Malaria is also a menace here. I have always taken European health and sanitation standards for granted. Here, life is quite different, and therefore I have to take a number of precautions that, to some degree, have changed my lifestyle. But a different lifestyle is not necessarily a burden. One should take advantage of what each country has to offer rather than focusing on what it is not able to provide. Even if there is a latent risk associated with security, actual life conditions are not as difficult as I feared and are rather more agreeable than one could imagine. In fact, Angola has enormous potential and may, because of its natural beauty, eventually become as popular as other African tourism destinations.

As a young reservoir engineer at the beginning of my career, I found Angola to be just the place for me. I worked on the Kizomba project, helping to optimize the well strategy of some reservoirs. By now, I know that Kizomba is not only one of the most successful offshore projects in Angola, but also the name of a traditional Angolan dance.

Looking back at my choice, I am confident that it has been the right one. No country is totally safe or ideal. Danger and adversity are worldwide, but valuable opportunities are not.
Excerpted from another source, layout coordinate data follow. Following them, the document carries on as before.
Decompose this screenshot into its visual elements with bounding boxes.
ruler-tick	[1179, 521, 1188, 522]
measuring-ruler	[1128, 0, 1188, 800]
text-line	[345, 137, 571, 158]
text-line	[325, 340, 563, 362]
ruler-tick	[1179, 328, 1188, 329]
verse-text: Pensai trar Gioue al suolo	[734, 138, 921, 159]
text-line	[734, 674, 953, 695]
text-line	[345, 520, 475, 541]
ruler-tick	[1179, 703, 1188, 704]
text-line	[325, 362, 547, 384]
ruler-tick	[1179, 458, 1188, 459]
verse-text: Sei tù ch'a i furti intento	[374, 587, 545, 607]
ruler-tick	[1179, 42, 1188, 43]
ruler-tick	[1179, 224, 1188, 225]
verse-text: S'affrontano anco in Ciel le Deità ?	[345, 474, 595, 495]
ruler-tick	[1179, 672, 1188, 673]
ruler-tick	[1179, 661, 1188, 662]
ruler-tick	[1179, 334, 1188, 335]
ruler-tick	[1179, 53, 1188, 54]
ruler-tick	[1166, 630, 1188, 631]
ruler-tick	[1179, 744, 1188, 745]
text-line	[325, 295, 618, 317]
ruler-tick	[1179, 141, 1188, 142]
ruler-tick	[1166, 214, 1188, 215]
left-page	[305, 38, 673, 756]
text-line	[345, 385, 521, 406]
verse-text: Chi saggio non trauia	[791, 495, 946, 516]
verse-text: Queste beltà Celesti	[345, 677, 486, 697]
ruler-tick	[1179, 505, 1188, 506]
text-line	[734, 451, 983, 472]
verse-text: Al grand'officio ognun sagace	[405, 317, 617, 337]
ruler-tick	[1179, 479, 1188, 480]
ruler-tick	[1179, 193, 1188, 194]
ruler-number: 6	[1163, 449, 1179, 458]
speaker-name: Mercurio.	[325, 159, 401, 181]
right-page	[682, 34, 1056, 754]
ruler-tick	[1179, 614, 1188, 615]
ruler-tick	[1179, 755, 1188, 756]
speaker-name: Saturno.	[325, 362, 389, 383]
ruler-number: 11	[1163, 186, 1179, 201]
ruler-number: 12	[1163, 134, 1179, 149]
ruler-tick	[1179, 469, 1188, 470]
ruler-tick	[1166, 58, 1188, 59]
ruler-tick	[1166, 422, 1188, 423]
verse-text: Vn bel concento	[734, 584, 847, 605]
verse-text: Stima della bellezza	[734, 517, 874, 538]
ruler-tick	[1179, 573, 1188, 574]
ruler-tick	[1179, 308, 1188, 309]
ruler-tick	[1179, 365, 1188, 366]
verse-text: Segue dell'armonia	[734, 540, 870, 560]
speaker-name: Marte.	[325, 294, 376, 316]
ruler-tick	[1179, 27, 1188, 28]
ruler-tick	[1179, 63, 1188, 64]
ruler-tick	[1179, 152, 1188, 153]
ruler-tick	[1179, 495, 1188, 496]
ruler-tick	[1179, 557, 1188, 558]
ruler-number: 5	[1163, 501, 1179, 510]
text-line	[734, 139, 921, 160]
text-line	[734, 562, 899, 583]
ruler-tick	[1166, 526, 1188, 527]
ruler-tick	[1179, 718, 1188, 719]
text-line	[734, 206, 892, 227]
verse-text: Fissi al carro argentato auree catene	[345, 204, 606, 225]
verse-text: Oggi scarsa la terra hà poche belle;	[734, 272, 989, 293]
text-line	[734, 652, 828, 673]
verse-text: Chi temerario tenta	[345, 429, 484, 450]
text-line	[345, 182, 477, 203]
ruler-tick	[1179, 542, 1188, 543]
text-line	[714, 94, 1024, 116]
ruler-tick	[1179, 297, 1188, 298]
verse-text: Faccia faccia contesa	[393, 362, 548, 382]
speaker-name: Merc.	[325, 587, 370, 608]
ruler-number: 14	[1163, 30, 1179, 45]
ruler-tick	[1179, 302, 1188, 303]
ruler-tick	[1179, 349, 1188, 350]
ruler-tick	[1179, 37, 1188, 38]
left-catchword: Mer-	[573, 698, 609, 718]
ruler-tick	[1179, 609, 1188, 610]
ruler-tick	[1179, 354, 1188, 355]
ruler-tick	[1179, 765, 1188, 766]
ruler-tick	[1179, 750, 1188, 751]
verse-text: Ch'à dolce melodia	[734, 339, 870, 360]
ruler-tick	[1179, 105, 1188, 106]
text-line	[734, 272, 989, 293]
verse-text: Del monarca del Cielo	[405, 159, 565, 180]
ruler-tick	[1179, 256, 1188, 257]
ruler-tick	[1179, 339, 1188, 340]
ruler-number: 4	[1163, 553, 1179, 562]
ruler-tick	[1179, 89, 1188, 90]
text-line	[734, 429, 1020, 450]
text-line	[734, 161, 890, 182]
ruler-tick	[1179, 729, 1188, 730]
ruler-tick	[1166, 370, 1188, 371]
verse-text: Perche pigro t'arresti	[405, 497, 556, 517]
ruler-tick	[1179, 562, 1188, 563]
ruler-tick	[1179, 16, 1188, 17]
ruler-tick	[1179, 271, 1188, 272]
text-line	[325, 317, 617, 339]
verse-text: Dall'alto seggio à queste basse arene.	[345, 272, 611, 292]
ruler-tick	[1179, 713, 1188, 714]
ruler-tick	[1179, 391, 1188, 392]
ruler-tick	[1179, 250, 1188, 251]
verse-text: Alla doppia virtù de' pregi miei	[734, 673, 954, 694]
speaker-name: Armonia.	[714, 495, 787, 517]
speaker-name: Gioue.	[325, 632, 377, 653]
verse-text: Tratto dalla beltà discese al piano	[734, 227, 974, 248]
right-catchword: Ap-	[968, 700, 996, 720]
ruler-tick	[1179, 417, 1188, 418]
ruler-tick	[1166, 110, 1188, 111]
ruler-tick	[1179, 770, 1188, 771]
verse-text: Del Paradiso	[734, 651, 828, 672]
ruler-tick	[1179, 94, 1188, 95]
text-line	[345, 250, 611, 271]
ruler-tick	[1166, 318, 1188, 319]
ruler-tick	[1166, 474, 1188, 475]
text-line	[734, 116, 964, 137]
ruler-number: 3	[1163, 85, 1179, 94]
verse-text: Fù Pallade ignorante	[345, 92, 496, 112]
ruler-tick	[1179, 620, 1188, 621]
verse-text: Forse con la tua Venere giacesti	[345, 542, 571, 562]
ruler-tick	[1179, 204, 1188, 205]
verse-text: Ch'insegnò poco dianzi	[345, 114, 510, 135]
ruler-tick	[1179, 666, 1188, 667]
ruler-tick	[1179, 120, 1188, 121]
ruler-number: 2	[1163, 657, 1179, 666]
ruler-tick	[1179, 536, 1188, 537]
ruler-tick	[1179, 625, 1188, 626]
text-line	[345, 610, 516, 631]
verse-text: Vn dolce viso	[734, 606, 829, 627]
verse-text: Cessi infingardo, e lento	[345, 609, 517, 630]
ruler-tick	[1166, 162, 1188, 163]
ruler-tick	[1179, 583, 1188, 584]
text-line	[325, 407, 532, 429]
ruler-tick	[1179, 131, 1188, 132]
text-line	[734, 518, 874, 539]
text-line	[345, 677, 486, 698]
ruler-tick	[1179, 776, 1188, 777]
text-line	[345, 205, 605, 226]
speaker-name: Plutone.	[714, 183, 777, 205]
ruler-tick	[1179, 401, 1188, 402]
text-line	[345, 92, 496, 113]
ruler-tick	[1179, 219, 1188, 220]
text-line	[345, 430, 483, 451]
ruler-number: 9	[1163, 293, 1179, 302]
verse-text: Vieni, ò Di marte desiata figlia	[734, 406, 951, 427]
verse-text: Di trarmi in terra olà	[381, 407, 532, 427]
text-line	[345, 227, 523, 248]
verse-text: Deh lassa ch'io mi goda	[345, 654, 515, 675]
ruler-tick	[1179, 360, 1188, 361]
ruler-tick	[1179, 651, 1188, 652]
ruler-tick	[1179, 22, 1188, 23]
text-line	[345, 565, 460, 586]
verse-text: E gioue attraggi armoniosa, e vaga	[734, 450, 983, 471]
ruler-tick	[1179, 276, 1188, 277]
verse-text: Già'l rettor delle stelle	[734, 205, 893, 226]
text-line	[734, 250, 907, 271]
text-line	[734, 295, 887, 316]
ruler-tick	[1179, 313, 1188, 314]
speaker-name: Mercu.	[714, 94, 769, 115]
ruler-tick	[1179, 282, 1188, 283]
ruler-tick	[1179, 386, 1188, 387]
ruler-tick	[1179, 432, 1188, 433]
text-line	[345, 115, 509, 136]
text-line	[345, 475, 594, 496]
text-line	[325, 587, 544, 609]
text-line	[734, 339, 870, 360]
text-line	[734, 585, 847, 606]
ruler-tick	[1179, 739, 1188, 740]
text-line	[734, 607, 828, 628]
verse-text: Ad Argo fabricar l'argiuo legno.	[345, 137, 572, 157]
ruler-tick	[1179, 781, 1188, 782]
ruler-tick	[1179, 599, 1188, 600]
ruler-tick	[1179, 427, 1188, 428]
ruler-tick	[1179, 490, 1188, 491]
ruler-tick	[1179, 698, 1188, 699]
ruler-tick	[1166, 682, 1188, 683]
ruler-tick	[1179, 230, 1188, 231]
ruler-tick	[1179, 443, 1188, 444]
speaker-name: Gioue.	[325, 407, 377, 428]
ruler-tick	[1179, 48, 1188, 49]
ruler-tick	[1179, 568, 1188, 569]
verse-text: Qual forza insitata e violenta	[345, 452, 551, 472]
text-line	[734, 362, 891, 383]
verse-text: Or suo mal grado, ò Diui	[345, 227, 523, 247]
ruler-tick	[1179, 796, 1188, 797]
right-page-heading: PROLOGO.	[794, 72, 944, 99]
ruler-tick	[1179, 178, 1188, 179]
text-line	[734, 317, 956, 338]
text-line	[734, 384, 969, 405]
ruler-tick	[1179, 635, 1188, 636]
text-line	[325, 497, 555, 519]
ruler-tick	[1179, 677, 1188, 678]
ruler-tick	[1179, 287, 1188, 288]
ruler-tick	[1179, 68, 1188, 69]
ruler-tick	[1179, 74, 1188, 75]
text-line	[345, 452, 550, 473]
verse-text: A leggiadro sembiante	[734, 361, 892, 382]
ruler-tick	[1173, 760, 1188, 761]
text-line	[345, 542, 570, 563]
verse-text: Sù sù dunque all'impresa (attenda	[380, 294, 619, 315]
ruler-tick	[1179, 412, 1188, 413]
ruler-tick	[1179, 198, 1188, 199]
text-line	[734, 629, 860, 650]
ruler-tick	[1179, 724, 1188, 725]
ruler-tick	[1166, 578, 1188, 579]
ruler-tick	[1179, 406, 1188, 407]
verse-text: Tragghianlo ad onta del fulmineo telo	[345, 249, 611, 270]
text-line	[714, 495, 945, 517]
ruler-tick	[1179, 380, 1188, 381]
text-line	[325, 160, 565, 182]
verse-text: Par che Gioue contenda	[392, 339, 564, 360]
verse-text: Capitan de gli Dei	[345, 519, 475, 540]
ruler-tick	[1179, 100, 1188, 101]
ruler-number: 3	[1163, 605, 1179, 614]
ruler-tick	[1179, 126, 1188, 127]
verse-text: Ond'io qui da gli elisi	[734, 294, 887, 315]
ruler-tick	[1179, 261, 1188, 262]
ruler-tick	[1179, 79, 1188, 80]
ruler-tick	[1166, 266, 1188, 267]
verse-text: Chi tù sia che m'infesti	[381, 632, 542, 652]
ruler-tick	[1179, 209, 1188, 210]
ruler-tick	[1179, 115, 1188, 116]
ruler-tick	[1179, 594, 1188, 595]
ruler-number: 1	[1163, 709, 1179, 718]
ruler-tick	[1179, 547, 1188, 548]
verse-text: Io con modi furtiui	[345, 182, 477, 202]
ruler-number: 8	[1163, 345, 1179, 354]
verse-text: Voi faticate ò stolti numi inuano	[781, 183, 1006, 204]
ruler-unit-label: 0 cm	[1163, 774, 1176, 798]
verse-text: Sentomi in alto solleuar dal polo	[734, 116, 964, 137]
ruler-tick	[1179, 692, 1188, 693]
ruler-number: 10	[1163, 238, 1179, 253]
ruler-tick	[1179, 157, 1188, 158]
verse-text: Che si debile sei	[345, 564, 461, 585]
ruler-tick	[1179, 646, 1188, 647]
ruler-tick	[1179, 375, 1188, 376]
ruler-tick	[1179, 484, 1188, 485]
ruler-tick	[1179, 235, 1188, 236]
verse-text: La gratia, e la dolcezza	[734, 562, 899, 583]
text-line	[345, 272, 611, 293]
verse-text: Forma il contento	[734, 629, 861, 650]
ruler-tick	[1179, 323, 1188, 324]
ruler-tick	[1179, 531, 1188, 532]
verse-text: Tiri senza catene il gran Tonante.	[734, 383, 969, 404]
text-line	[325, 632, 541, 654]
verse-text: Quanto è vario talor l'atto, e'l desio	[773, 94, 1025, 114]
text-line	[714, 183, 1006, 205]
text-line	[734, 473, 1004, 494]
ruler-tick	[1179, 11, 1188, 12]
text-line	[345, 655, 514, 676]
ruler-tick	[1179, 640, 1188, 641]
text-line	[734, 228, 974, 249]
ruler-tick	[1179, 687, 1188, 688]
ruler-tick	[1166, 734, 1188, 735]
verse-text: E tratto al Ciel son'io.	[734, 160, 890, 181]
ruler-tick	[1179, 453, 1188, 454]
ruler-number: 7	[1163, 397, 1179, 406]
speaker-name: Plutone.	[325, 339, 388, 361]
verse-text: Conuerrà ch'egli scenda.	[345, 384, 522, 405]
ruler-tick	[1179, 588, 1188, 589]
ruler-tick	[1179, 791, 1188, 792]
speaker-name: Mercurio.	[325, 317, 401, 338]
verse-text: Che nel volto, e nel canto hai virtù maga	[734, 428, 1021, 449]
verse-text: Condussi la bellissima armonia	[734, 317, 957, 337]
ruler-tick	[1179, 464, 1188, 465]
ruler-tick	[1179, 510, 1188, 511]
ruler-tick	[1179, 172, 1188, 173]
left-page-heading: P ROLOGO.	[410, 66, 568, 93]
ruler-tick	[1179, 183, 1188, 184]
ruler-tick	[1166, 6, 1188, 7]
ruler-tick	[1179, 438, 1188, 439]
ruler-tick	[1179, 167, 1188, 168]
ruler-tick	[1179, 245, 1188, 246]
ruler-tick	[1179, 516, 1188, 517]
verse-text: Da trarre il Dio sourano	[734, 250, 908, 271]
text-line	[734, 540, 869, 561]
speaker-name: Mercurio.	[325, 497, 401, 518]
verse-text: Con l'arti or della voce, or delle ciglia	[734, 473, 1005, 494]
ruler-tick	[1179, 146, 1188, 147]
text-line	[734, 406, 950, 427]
Andrea Rimoldi is an Italian reservoir engineer with Eni E&P Div. He began his career with a 2-year stint in the Reservoir Characterization and Modeling Dept. and spent 1 year in the Reserves Certification Dept., specializing in reservoir risk analysis, value of information techniques, and probabilistic reserves evaluation. In August 2005, he joined Eni Angola for a 2-year rotational assignment as a reservoir engineer working on deepwater projects. Rimoldi earned an environmental engineering degree from the Politecnico of Milano and a Top Industrial Manager for Europe degree from École Centrale de Nantes.